Mi deseo hubiera sido dirigirme a pie hasta Yambuya, importante estación en el Aruvimi, vender el marfil que me quedaba, despedir a los accas, aconsejándoles que volviesen a Banga, y dándoles en especies algún socorro para el camino hasta el Nguezi y tomar yo la vía fluvial hasta Boma, donde me embarcaría para las Canarias. Pero la presencia en el territorio del Estado libre congolés de los bandidos de Niam-Niam me hizo cambiar de ideas y de rumbo y emprender la marcha hacia el Ujiji, con ánimo de establecerme en los alrededores del Tanganyica, hasta que, completamente restablecido, pudiera continuar el viaje a Zanzíbar.

La impresión que me produjo el relato mímico de los enanos, unida a los recargos de la fiebre y a las penalidades de nuestra precipitada marcha, influyó, sin embargo, tan desastrosamente sobre mí, que desde entonces no acerté a darme cuenta del camino que seguíamos, ni puede decirse que estuviera en mi juicio cabal; no recuerdo ninguno de los mil incidentes que debieron ocurrirnos desde el día que abandonamos nuestro campamento del Nguezi, hasta aquel en que volví a mi estado normal y me encontré en Santa Cruz de Tenerife, en un sanatorio o casa de salud destinada especialmente a asistir a los enfermos de fiebres africanas, que antes de volver a Europa desean restaurarse un poco con ayuda del suave clima de Canarias.

Sólo he llegado a reconstruir de una manera vaga el tipo de un etnólogo alemán, de perfil judaico, con quien me reuní en el Ujiji y por cuya mediación vendí las pocas defensas de elefante que se habían librado de los saqueos de que fuimos víctimas por parte de los pueblos del camino, los cuales no permiten el paso si no se les paga un derecho de peaje, tanto más fuerte cuanto más débil es el viajero. Asimismo creo recordar que en una misión establecida al Sur del Ufipa me incorporé a una expedición, a cuyo frente venía un hidalgo capitán de la marina portuguesa, y cuyo objeto era explorar el África Central, desde Mozambique a San Pablo de Loanda, pasando por el Nyanza, por el lago Tanganyica y por Cazongo. A ambos providenciales encuentros soy deudor, sin duda, de haber escapado con vida de tan largas y arriesgadas peregrinaciones. Ni olvidaré tampoco mencionar el movimiento de terror que se apoderó de mí cuando, al recuperar mi juicio, vi distintamente los primeros hombres blancos, en quienes mis ojos, hechos ya a la vista de los africanos, creían descubrir cadáveres moviéndose como sombras.

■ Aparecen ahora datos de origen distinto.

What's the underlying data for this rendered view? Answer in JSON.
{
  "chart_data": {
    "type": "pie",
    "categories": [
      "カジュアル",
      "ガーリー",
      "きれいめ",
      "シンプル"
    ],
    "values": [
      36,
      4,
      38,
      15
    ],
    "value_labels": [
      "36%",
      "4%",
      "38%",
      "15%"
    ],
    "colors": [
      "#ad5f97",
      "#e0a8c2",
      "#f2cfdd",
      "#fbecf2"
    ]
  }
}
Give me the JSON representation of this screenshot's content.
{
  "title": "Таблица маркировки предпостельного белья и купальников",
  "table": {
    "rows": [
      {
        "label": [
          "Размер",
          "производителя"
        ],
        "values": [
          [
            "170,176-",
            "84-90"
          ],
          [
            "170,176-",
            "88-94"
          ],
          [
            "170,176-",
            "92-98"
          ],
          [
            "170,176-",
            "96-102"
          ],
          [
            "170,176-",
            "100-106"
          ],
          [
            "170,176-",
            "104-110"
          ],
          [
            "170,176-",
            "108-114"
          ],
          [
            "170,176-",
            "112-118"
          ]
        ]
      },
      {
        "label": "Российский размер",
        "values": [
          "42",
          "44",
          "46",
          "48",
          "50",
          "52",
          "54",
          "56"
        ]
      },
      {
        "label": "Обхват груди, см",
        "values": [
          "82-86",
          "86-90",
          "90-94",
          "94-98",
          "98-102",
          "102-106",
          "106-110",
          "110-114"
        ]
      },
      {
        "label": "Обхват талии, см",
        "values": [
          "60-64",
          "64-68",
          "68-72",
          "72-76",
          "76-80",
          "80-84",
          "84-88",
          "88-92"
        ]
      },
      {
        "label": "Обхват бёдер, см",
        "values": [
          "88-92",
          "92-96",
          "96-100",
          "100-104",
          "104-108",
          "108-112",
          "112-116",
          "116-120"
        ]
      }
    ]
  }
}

Una vez que me encontré con fuerzas para moverme, sin esperar más me embarqué con destino a España, deseoso de volver al seno de mi familia, que debía darme ya por muerto después de tantos años de ausencia. Mi pensamiento no cesaba de formar conjeturas, y a veces mi corazón se angustiaba con tristes presentimientos; pero no quise hacer preguntas ni averiguaciones, sino verlo todo por mis propios ojos, presentándome de improviso por las puertas de mi casa. Y quizás si me hubiese estado en Canarias hasta recibir noticias de los míos, y hubiera sabido allí el cruel desencanto que me aguardaba, en vez de seguir hasta Europa, regresara a África a morir entre mi familia negra, en la que volvía a concentrar mi cariño al faltarme la de mi primer amor. La noticia de mi desaparición y de mi muerte, desfigurada al principio y confirmada después por varios conductos fidedignos, había costado la vida a mi padre, que se culpaba a sí mismo de lo ocurrido por el empeño con que me había apartado de la casa y lanzado involuntariamente en mi peligrosa vida aventurera; y poco después a mi madre, herida en su más entrañable afecto. Sólo sobrevivía mi hermana menor y única, y aun ésta había sufrido todo género de infortunios. Casada con un agente de Bolsa de Madrid, su marido, después de gastarle todo cuanto mis padres la habían dejado, se había comprometido hasta el extremo de tener que suicidarse por salvar siquiera el buen nombre; y mi hermana había quedado en la miseria con una hija de pocos años, continuaba viviendo en Madrid, sola con sus apuros y sus amarguras.